WHat the cartoon has that could be used is nostlagia. WHat's hot right now? Again? Masters of the Universe. Transformers is poised to come back again in a Bumblebee sequel that will make use of Beast Wars characters. GI Joe toys are hot, hard to find, and in demand. Reviving the animated series with a toyline and a new series or movie that ties into the toyline by LJN more strongly, especially since WOTC/Hasbro have shown interest in the IP in that way with Witchlight, would have been great business. I think this new D&D movie will be big, don't get me wrong, and it will set up for sequels, but it won't get Marvel. Marvel is lightning in a bottle that no one has managed to recreate in multiple attempts and only The Conjuring has made some sort of success, without the crossover, and Godzilla/Kong has truly pulled off, and that after all but being pronounced dead when the pay off film was released and still might be.

I think you're more fanfictioning what you would like to see than what is possible. The only thing that makes Ravenloft unique IS the lore. Strahd is 100% Dracula with D&D trappings. We have several movies and TV shows that are contemporary or within the last 20 years that are recent enough that looking at Ravenloft people would see "rip off" and see the latest actual rip off. We have Castlevania, Van Helsing, Hansel & Gretel: Witch Hunters, The Witcher, Solomon Kane, Seventh Sun, Last Witch Hunter. All but the last would look visually similar to Ravenloft and thematically similar. Strahd is the entry point so we've now entered... Castlevania and Jackman's Van Helsing.

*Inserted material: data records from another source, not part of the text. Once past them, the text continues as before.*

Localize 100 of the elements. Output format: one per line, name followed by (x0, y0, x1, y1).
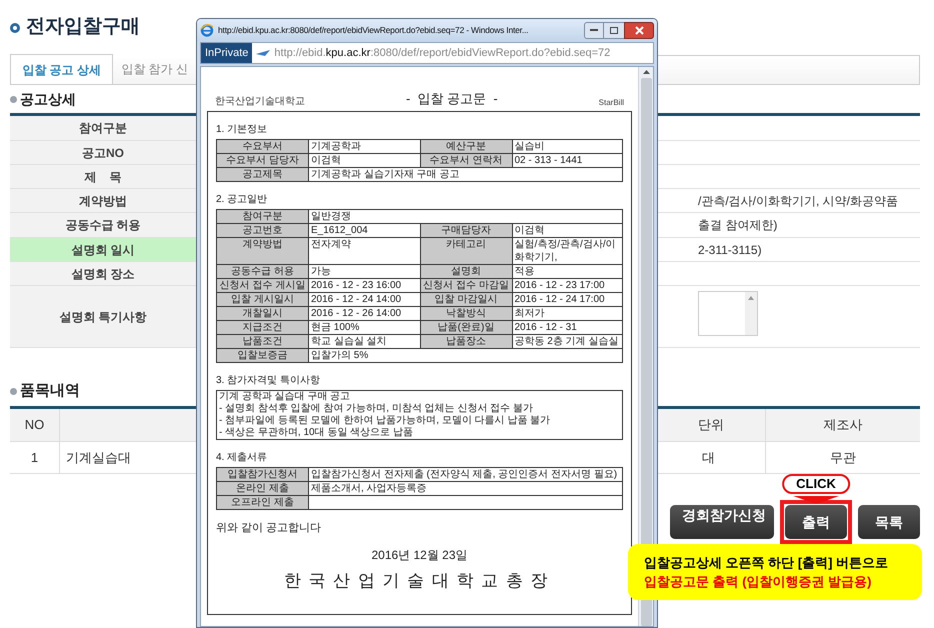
table-value: 기계공학과 (310, 140, 362, 152)
table-label: 구매담당자 (420, 224, 512, 236)
action-button[interactable]: 경회참가신청 (670, 505, 774, 539)
table-value: 입찰가의 5% (310, 348, 370, 362)
notes-line: 기계 공학과 실습대 구매 공고 (219, 390, 352, 402)
table-value: 제품소개서, 사업자등록증 (310, 482, 428, 494)
close-button[interactable] (624, 22, 654, 38)
inprivate-badge: InPrivate (201, 43, 252, 63)
close-icon (634, 26, 644, 34)
table-label: 낙찰방식 (420, 306, 512, 320)
minimize-button[interactable] (584, 22, 604, 38)
field-value: /관측/검사/이화학기기, 시약/화공약품 (698, 192, 898, 210)
table-value: 기계공학과 실습기자재 구매 공고 (310, 168, 460, 180)
table-value: 2016 - 12 - 23 16:00 (310, 278, 402, 292)
scroll-up-icon (642, 70, 650, 74)
notes-line: - 첨부파일에 등록된 모델에 한하여 납품가능하며, 모델이 다를시 납품 불가 (219, 414, 552, 426)
table-label: 납품(완료)일 (420, 320, 512, 334)
table-value: 현금 100% (310, 320, 360, 334)
field-label: 참여구분 (10, 116, 196, 141)
table-value: 2016 - 12 - 23 17:00 (514, 278, 606, 292)
table-label: 오프라인 제출 (217, 496, 309, 508)
table-label: 납품조건 (217, 334, 309, 348)
table-value: 공학동 2층 기계 실습실 (514, 334, 620, 348)
table-label: 지급조건 (217, 320, 309, 334)
table-label: 입찰참가신청서 (217, 468, 309, 480)
table-value: 가능 (310, 264, 332, 278)
table-label: 입찰 게시일시 (217, 292, 309, 306)
table-label: 계약방법 (217, 238, 309, 264)
table-value: 2016 - 12 - 24 14:00 (310, 292, 402, 306)
section-heading: 1. 기본정보 (215, 122, 268, 136)
signer-name: 한국산업기술대학교총장 (282, 570, 556, 592)
table-label: 개찰일시 (217, 306, 309, 320)
column-header: 단위 (658, 409, 766, 441)
note-line: 입찰공고상세 오픈쪽 하단 [출력] 버튼으로 (644, 554, 890, 572)
field-label: 설명회 일시 (10, 238, 196, 262)
table-value: 2016 - 12 - 31 (514, 320, 578, 334)
table-label: 공고번호 (217, 224, 309, 236)
tab[interactable]: 입찰 공고 상세 (10, 54, 114, 84)
field-label: 공동수급 허용 (10, 213, 196, 238)
action-button[interactable]: 목록 (858, 505, 920, 539)
table-label: 설명회 (420, 264, 512, 278)
section-title: 품목내역 (20, 380, 80, 401)
page-title: 전자입찰구매 (26, 15, 140, 40)
table-value: 이검혁 (310, 154, 342, 166)
section-heading: 2. 공고일반 (215, 192, 268, 206)
column-header: 제조사 (822, 416, 864, 434)
table-value: 전자계약 (310, 238, 352, 252)
section-heading: 4. 제출서류 (215, 450, 268, 464)
table-label: 수요부서 담당자 (217, 154, 309, 166)
table-value: 2016 - 12 - 24 17:00 (514, 292, 606, 306)
org-name: 한국산업기술대학교 (215, 94, 305, 108)
field-label: 제 목 (10, 165, 196, 189)
click-callout: CLICK (782, 474, 850, 494)
address-bar[interactable]: InPrivate http://ebid.kpu.ac.kr:8080/def/report/ebidViewReport.do?ebid.seq=72 (200, 42, 654, 64)
closing-text: 위와 같이 공고합니다 (215, 520, 322, 536)
table-cell: 대 (658, 442, 766, 473)
field-label: 계약방법 (10, 189, 196, 213)
action-button[interactable]: 출력 (785, 505, 847, 539)
note-line: 입찰공고문 출력 (입찰이행증권 발급용) (644, 573, 872, 591)
field-label: 설명회 특기사항 (10, 286, 196, 348)
table-label: 참여구분 (217, 210, 309, 222)
url-text: http://ebid.kpu.ac.kr:8080/def/report/ebidViewReport.do?ebid.seq=72 (274, 46, 610, 61)
table-value: 일반경쟁 (310, 210, 352, 222)
bullet-icon (10, 388, 17, 394)
table-label: 카테고리 (420, 238, 512, 264)
field-value: 2-311-3115) (698, 242, 762, 258)
table-value: 이검혁 (514, 224, 546, 236)
section-title: 공고상세 (20, 90, 76, 108)
table-cell: 1 (10, 442, 60, 473)
maximize-button[interactable] (604, 22, 624, 38)
table-value: 적용 (514, 264, 536, 278)
table-value: 02 - 313 - 1441 (514, 154, 584, 166)
table-cell-text: 무관 (829, 448, 857, 467)
table-value: 학교 실습실 설치 (310, 334, 388, 348)
browser-logo-icon (200, 23, 214, 37)
table-label: 공고제목 (217, 168, 309, 180)
table-label: 신청서 접수 게시일 (217, 278, 309, 292)
table-label: 공동수급 허용 (217, 264, 309, 278)
field-label: 공고NO (10, 141, 196, 165)
table-label: 수요부서 연락처 (420, 154, 512, 166)
table-value: 실습비 (514, 140, 546, 152)
table-value: 입찰참가신청서 전자제출 (전자양식 제출, 공인인증서 전자서명 필요) (310, 468, 618, 480)
table-label: 온라인 제출 (217, 482, 309, 494)
table-value: 2016 - 12 - 26 14:00 (310, 306, 402, 320)
title-bullet-icon (10, 22, 20, 32)
field-value: 출결 참여제한) (698, 217, 778, 234)
table-label: 수요부서 (217, 140, 309, 152)
brand-label: StarBill (598, 96, 624, 108)
notes-line: - 색상은 무관하며, 10대 동일 색상으로 납품 (219, 426, 414, 438)
report-title: - 입찰 공고문 - (406, 90, 498, 108)
table-label: 입찰보증금 (217, 348, 309, 362)
table-label: 납품장소 (420, 334, 512, 348)
bullet-icon (10, 96, 17, 102)
notes-line: - 설명회 참석후 입찰에 참여 가능하며, 미참석 업체는 신청서 접수 불가 (219, 402, 534, 414)
field-label: 설명회 장소 (10, 262, 196, 286)
table-label: 신청서 접수 마감일 (420, 278, 512, 292)
section-heading: 3. 참가자격및 특이사항 (215, 374, 321, 388)
column-header: NO (10, 409, 60, 441)
table-value: E_1612_004 (310, 224, 369, 236)
notice-date: 2016년 12월 23일 (370, 547, 469, 564)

The settings that I think would work best at movies are Forgotten Realms, Sword Coast, for the very recognition you do call out, the underdark for a sequel and then to the Planes in the third with Planescape as a bridge concept to tie the movies together, like I said, but no crossovers. The a Dark Sun film could work and Eberron. Each is different from the other with little crossing over in ideas and concepts. Visually they stand out from each other and from other properties while still saying D&D. I think concepts like Spelljammer may be too esoteric.